DPR Kangkangi Konstitusi: Apakah Demokrasi sudah Mati?

- Admin

Senin, 26 Agustus 2024 - 10:28 WITA

facebook twitter whatsapp telegram line copy

URL berhasil dicopy

facebook icon twitter icon whatsapp icon telegram icon line icon copy

URL berhasil dicopy

Indodian.com – Dalam beberapa waktu terakhir, Indonesia sedang diguncang oleh sebuah krisis konstitusional yang sangat mengkhawatirkan. Sebagaimana kita ketahui, di tengah riuh rendah politik Indonesia, peristiwa pembangkangan konstitusi oleh Dewan Perwakilan Rakyat (DPR) akhir-akhir ini kembali menjadi sorotan tajam publik.

Keputusan kontroversial DPR yang memilih untuk mengabaikan Putusan Mahkamah Konstitusi (MK) demi melanggengkan dinasti politik Jokowi, khususnya demi memuluskan jalan anaknya untuk mencalonkan diri sebagai kepala daerah, telah memicu gelombang demonstrasi besar-besaran di seluruh Indonesia pada hari Kamis, 22 Agustus 2024 kemarin. Ribuan masyarakat pun turun ke jalan demi mempertahankan nasib demokrasi Indonesia yang kini berada di ujung tanduk.

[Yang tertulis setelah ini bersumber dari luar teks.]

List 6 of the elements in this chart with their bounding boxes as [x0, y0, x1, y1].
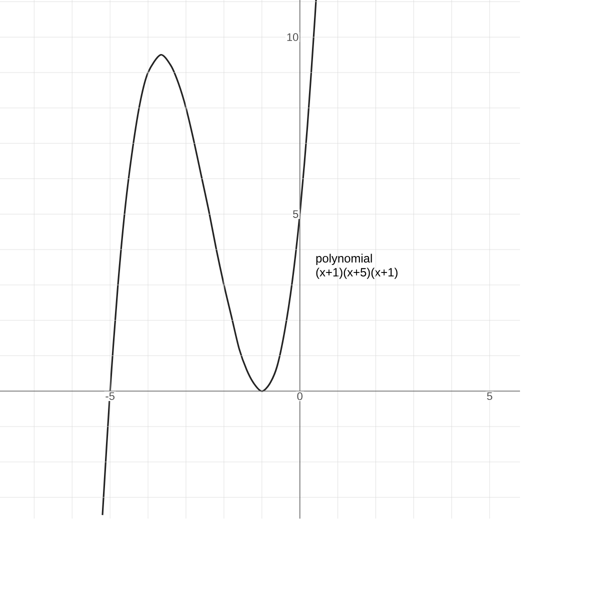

Pembangkangan Konstitusi oleh DPR

Sejak awal, dinamika politik Indonesia memang tidak pernah sepi dari manuver-manuver elite yang seringkali mengabaikan kepentingan rakyat. Namun, kali ini, langkah DPR yang terang-terangan memilih untuk mengabaikan Putusan MK dalam Revisi Undang-Undang Pilkada demi kepentingan segelintir elite politik menjadi bukti nyata betapa rapuhnya demokrasi di negeri ini.

Dalam rapat yang digelar pada 21 Agustus 2024, Badan Legislasi (Baleg) DPR dan Panitia Kerja (Panja) sepakat untuk mengacu pada putusan Mahkamah Agung (MA) ketimbang MK terkait batas usia calon kepala daerah untuk Pilkada 2024. Keputusan ini dianggap kontroversial karena MK, sebagai lembaga yang bertugas menafsirkan konstitusi, telah dengan tegas memutuskan batas usia tersebut. Namun, DPR memilih jalan berbeda, yang dinilai banyak pihak sebagai upaya untuk membuka jalan bagi Kaesang, anak bungsu Presiden Jokowi, agar bisa mencalonkan diri sebagai gubernur.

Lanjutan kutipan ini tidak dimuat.